HOLT: New York threatens to ballast Indiana exports (full article)
By: David Holt, Vice President of Operations and Business Development, Conexus Indiana
Posted: April 2, 2011
It’s no secret that Indiana’s unmatched interstate access and extensive rail network have earned the state a reputation as the Crossroads of America, but Indiana’s waterborne shipping industry also plays a vital role in the state’s position as a logistics powerhouse.
Indiana ranks 15th nationally in terms of foreign and domestic waterborne shipping, with key ports on the Ohio River and Great Lakes.
However, recently adopted regulations in New York governing the discharge of ballast water-the water cargo ships take on to maintain stability when not fully loaded-threatens to cut off one of Indiana’s key gateways, the Saint Lawrence Seaway.
In 2004, the International Maritime Organization (IMO), the maritime arm of the United Nations that coordinates international shipping policy, crafted an international treaty calling for ballast treatment technology on all vessels operating throughout the world. The world’s shipping industry supports these requirements.

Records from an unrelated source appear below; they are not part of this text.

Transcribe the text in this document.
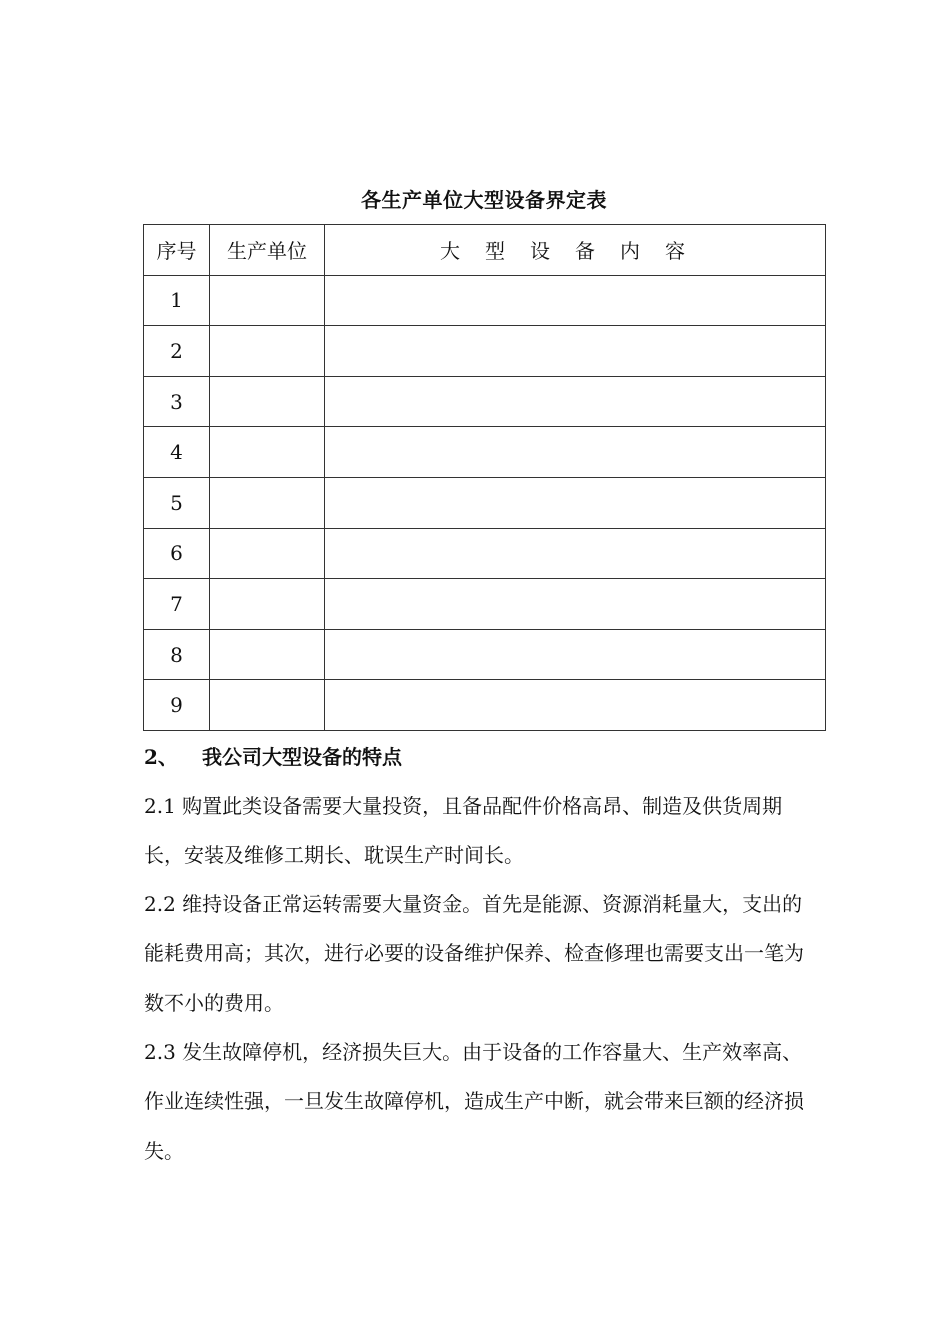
各生产单位大型设备界定表
序号	生产单位	大型设备内容
1		
2		
3		
4		
5		
6		
7		
8		
9		
2、 我公司大型设备的特点

2.1 购置此类设备需要大量投资，且备品配件价格高昂、制造及供货周期长，安装及维修工期长、耽误生产时间长。

2.2 维持设备正常运转需要大量资金。首先是能源、资源消耗量大，支出的能耗费用高；其次，进行必要的设备维护保养、检查修理也需要支出一笔为数不小的费用。

2.3 发生故障停机，经济损失巨大。由于设备的工作容量大、生产效率高、作业连续性强，一旦发生故障停机，造成生产中断，就会带来巨额的经济损失。
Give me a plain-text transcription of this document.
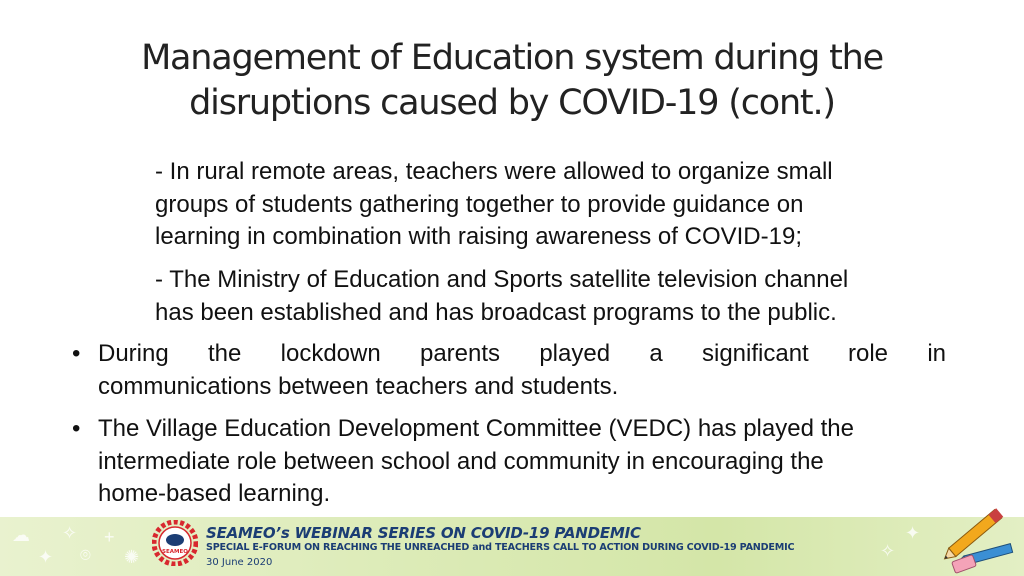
Management of Education system during the
disruptions caused by COVID-19 (cont.)
- In rural remote areas, teachers were allowed to organize small
groups of students gathering together to provide guidance on
learning in combination with raising awareness of COVID-19;
- The Ministry of Education and Sports satellite television channel
has been established and has broadcast programs to the public.
• During the lockdown parents played a significant role in
communications between teachers and students.
• The Village Education Development Committee (VEDC) has played the
intermediate role between school and community in encouraging the
home-based learning.
☁
✦
✧
⌾
+
✺	✧
✦
SEAMEO
SEAMEO’s WEBINAR SERIES ON COVID-19 PANDEMIC
SPECIAL E-FORUM ON REACHING THE UNREACHED and TEACHERS CALL TO ACTION DURING COVID-19 PANDEMIC
30 June 2020
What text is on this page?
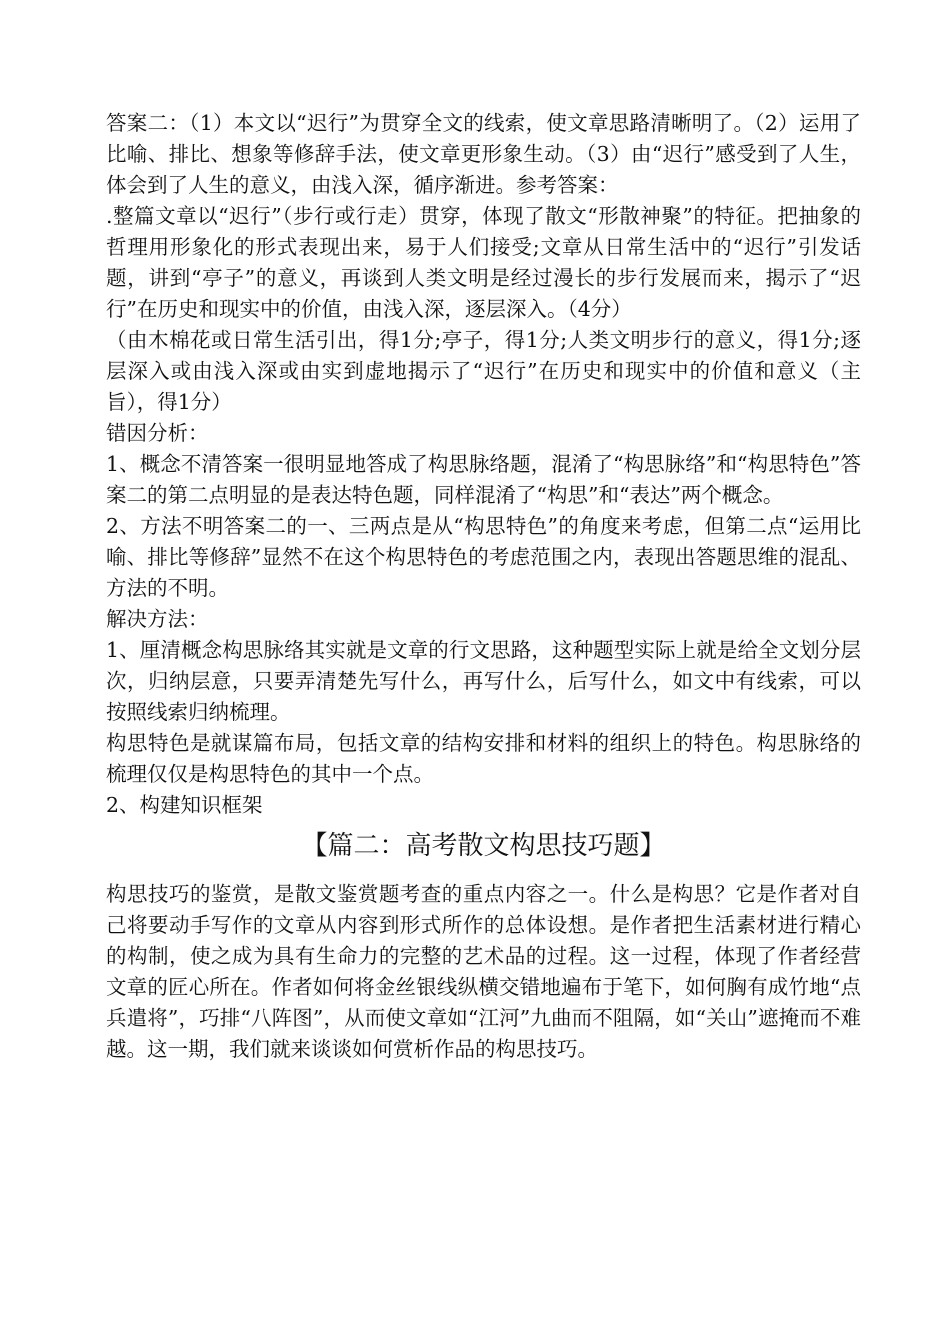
答案二：（1）本文以“迟行”为贯穿全文的线索，使文章思路清晰明了。（2）运用了比喻、排比、想象等修辞手法，使文章更形象生动。（3）由“迟行”感受到了人生，体会到了人生的意义，由浅入深，循序渐进。参考答案：

.整篇文章以“迟行”（步行或行走）贯穿，体现了散文“形散神聚”的特征。把抽象的哲理用形象化的形式表现出来，易于人们接受;文章从日常生活中的“迟行”引发话题，讲到“亭子”的意义，再谈到人类文明是经过漫长的步行发展而来，揭示了“迟行”在历史和现实中的价值，由浅入深，逐层深入。（4分）

（由木棉花或日常生活引出，得1分;亭子，得1分;人类文明步行的意义，得1分;逐层深入或由浅入深或由实到虚地揭示了“迟行”在历史和现实中的价值和意义（主旨），得1分）

错因分析：

1、概念不清答案一很明显地答成了构思脉络题，混淆了“构思脉络”和“构思特色”答案二的第二点明显的是表达特色题，同样混淆了“构思”和“表达”两个概念。

2、方法不明答案二的一、三两点是从“构思特色”的角度来考虑，但第二点“运用比喻、排比等修辞”显然不在这个构思特色的考虑范围之内，表现出答题思维的混乱、方法的不明。

解决方法：

1、厘清概念构思脉络其实就是文章的行文思路，这种题型实际上就是给全文划分层次，归纳层意，只要弄清楚先写什么，再写什么，后写什么，如文中有线索，可以按照线索归纳梳理。

构思特色是就谋篇布局，包括文章的结构安排和材料的组织上的特色。构思脉络的梳理仅仅是构思特色的其中一个点。

2、构建知识框架

【篇二：高考散文构思技巧题】

构思技巧的鉴赏，是散文鉴赏题考查的重点内容之一。什么是构思？它是作者对自己将要动手写作的文章从内容到形式所作的总体设想。是作者把生活素材进行精心的构制，使之成为具有生命力的完整的艺术品的过程。这一过程，体现了作者经营文章的匠心所在。作者如何将金丝银线纵横交错地遍布于笔下，如何胸有成竹地“点兵遣将”，巧排“八阵图”，从而使文章如“江河”九曲而不阻隔，如“关山”遮掩而不难越。这一期，我们就来谈谈如何赏析作品的构思技巧。
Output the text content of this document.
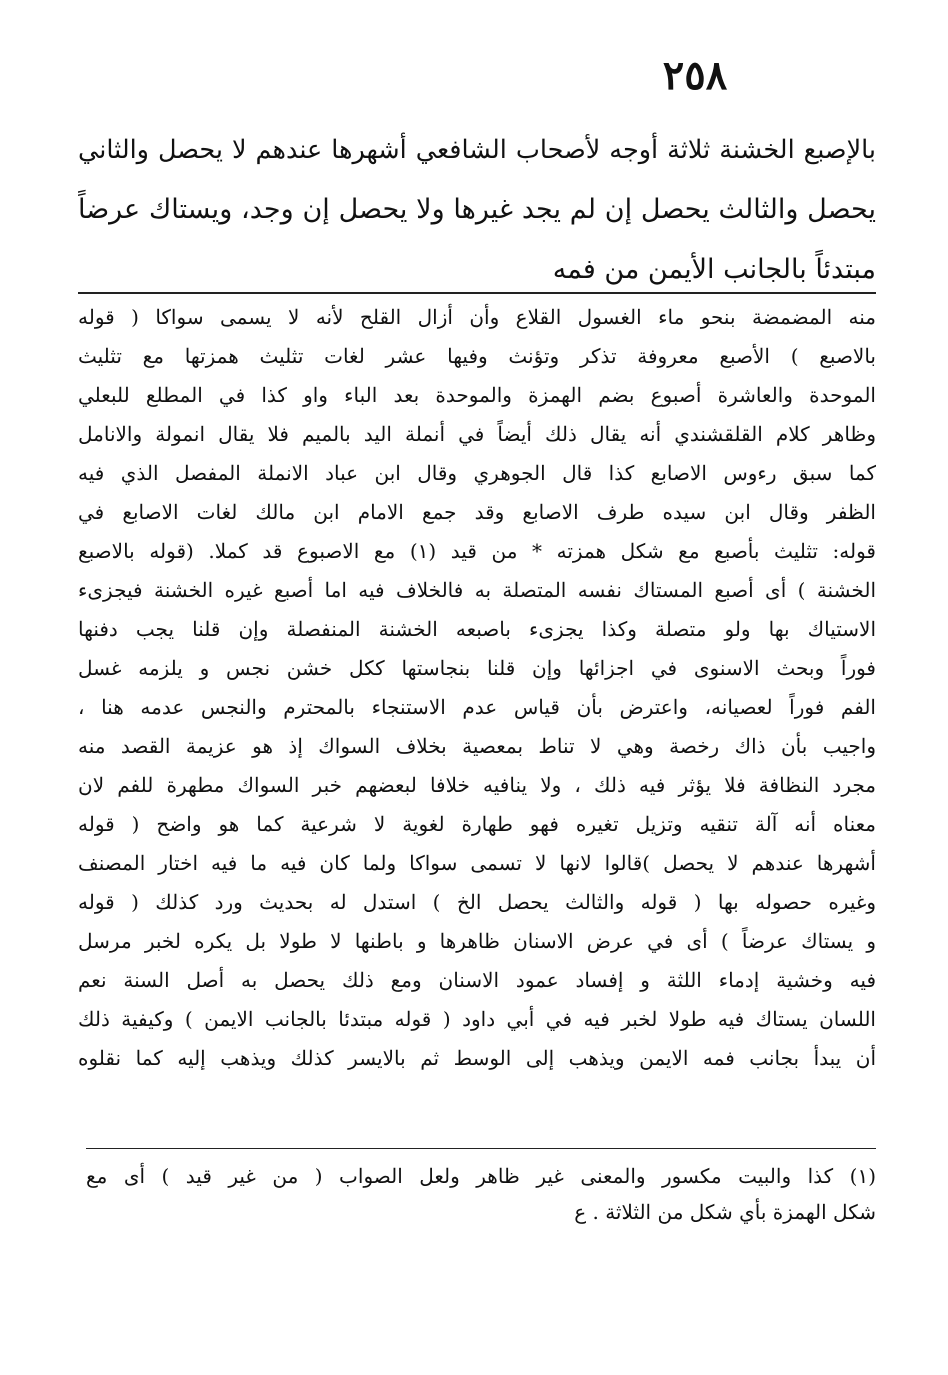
٢٥٨
بالإصبع الخشنة ثلاثة أوجه لأصحاب الشافعي أشهرها عندهم لا يحصل والثاني
يحصل والثالث يحصل إن لم يجد غيرها ولا يحصل إن وجد، ويستاك عرضاً
مبتدئاً بالجانب الأيمن من فمه
منه المضمضة بنحو ماء الغسول القلاع وأن أزال القلح لأنه لا يسمى سواكا ( قوله
بالاصبع ) الأصبع معروفة تذكر وتؤنث وفيها عشر لغات تثليث همزتها مع تثليث
الموحدة والعاشرة أصبوع بضم الهمزة والموحدة بعد الباء واو كذا في المطلع للبعلي
وظاهر كلام القلقشندي أنه يقال ذلك أيضاً في أنملة اليد بالميم فلا يقال انمولة والانامل
كما سبق رءوس الاصابع كذا قال الجوهري وقال ابن عباد الانملة المفصل الذي فيه
الظفر وقال ابن سيده طرف الاصابع وقد جمع الامام ابن مالك لغات الاصابع في
قوله: تثليث بأصبع مع شكل همزته * من قيد (١) مع الاصبوع قد كملا. (قوله بالاصبع
الخشنة ) أى أصبع المستاك نفسه المتصلة به فالخلاف فيه اما أصبع غيره الخشنة فيجزىء
الاستياك بها ولو متصلة وكذا يجزىء باصبعه الخشنة المنفصلة وإن قلنا يجب دفنها
فوراً وبحث الاسنوى في اجزائها وإن قلنا بنجاستها ككل خشن نجس و يلزمه غسل
الفم فوراً لعصيانه، واعترض بأن قياس عدم الاستنجاء بالمحترم والنجس عدمه هنا ،
واجيب بأن ذاك رخصة وهي لا تناط بمعصية بخلاف السواك إذ هو عزيمة القصد منه
مجرد النظافة فلا يؤثر فيه ذلك ، ولا ينافيه خلافا لبعضهم خبر السواك مطهرة للفم لان
معناه أنه آلة تنقيه وتزيل تغيره فهو طهارة لغوية لا شرعية كما هو واضح ( قوله
أشهرها عندهم لا يحصل )قالوا لانها لا تسمى سواكا ولما كان فيه ما فيه اختار المصنف
وغيره حصوله بها ( قوله والثالث يحصل الخ ) استدل له بحديث ورد كذلك ( قوله
و يستاك عرضاً ) أى في عرض الاسنان ظاهرها و باطنها لا طولا بل يكره لخبر مرسل
فيه وخشية إدماء اللثة و إفساد عمود الاسنان ومع ذلك يحصل به أصل السنة نعم
اللسان يستاك فيه طولا لخبر فيه في أبي داود ( قوله مبتدئا بالجانب الايمن ) وكيفية ذلك
أن يبدأ بجانب فمه الايمن ويذهب إلى الوسط ثم بالايسر كذلك ويذهب إليه كما نقلوه
(١) كذا والبيت مكسور والمعنى غير ظاهر ولعل الصواب ( من غير قيد ) أى مع
شكل الهمزة بأي شكل من الثلاثة . ع
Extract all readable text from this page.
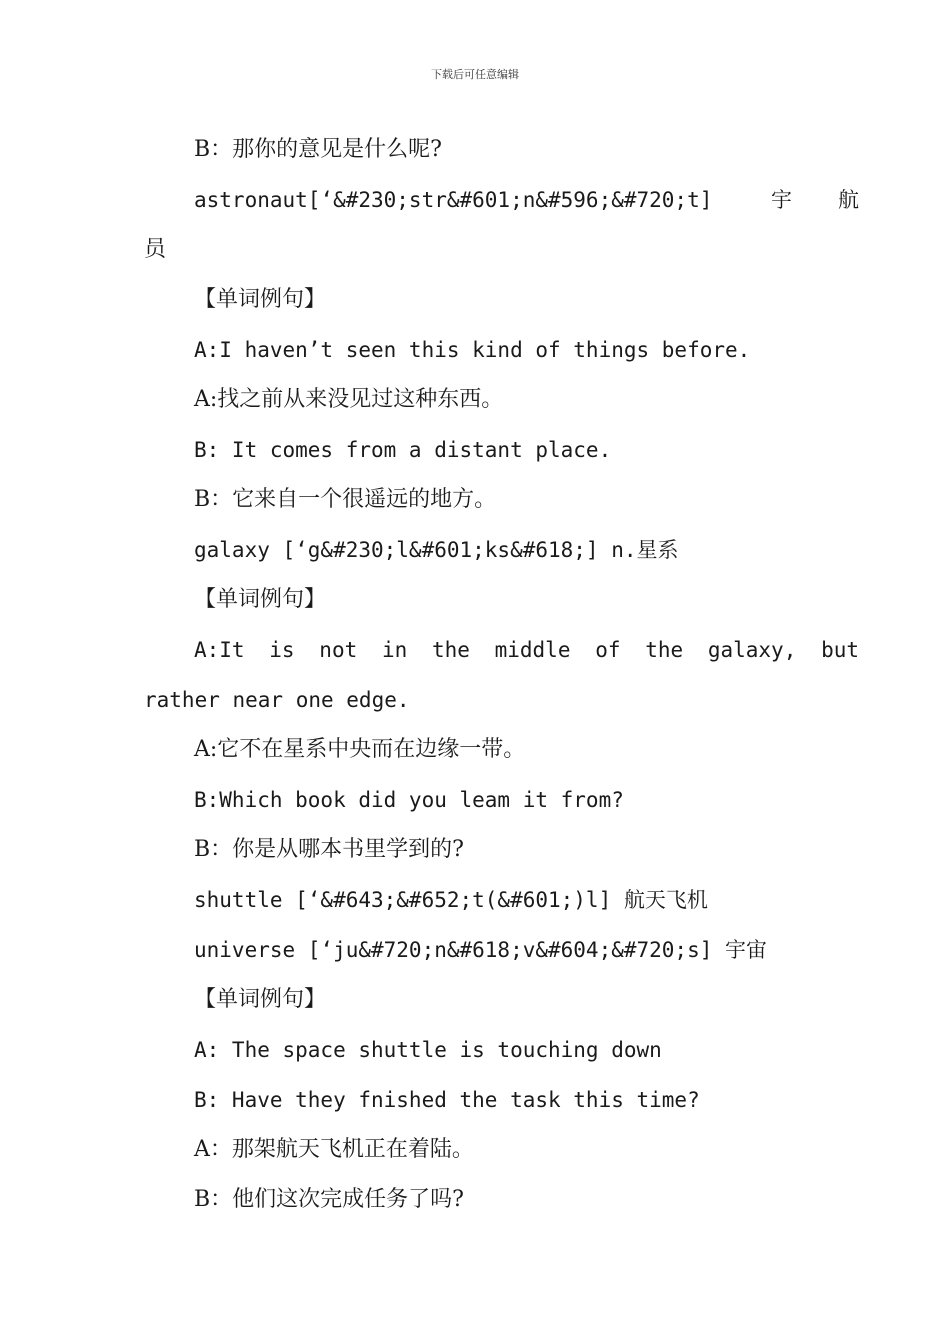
下载后可任意编辑
B：那你的意见是什么呢?
astronaut[‘&#230;str&#601;n&#596;&#720;t] 宇航
员
【单词例句】
A:I haven’t seen this kind of things before.
A:找之前从来没见过这种东西。
B: It comes from a distant place.
B：它来自一个很遥远的地方。
galaxy [‘g&#230;l&#601;ks&#618;] n.星系
【单词例句】
A:It is not in the middle of the galaxy, but
rather near one edge.
A:它不在星系中央而在边缘一带。
B:Which book did you leam it from?
B：你是从哪本书里学到的?
shuttle [‘&#643;&#652;t(&#601;)l] 航天飞机
universe [‘ju&#720;n&#618;v&#604;&#720;s] 宇宙
【单词例句】
A: The space shuttle is touching down
B: Have they fnished the task this time?
A：那架航天飞机正在着陆。
B：他们这次完成任务了吗?
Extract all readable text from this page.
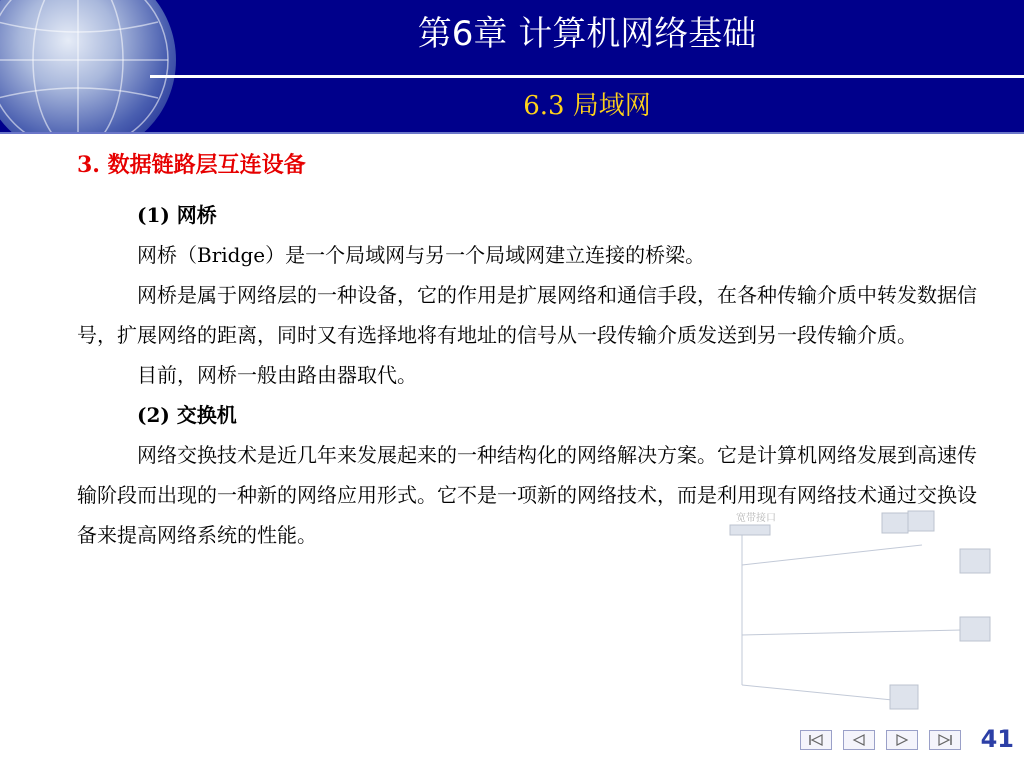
第6章 计算机网络基础
6.3 局域网
宽带接口
3. 数据链路层互连设备

(1) 网桥

网桥（Bridge）是一个局域网与另一个局域网建立连接的桥梁。

网桥是属于网络层的一种设备，它的作用是扩展网络和通信手段，在各种传输介质中转发数据信号，扩展网络的距离，同时又有选择地将有地址的信号从一段传输介质发送到另一段传输介质。

目前，网桥一般由路由器取代。

(2) 交换机

网络交换技术是近几年来发展起来的一种结构化的网络解决方案。它是计算机网络发展到高速传输阶段而出现的一种新的网络应用形式。它不是一项新的网络技术，而是利用现有网络技术通过交换设备来提高网络系统的性能。

41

Because Congress failed to enact domestic legislation implementing the IMO agreement, every Great Lakes state, including Indiana, was left to adopt its own ballast water discharge regulations. Indiana, and the other Great Lakes states, adopted regulations mirroring the IMO requirements.
The new regulations passed by the New York Department of Environmental Conservation (NYDEC) require that by Jan. 1, 2013, all vessels operating in New York waters must clean and treat ballast water to a standard 100 times greater than those established by the IMO-meaning discharged ballast water would be cleaner than the tap water in the average American home.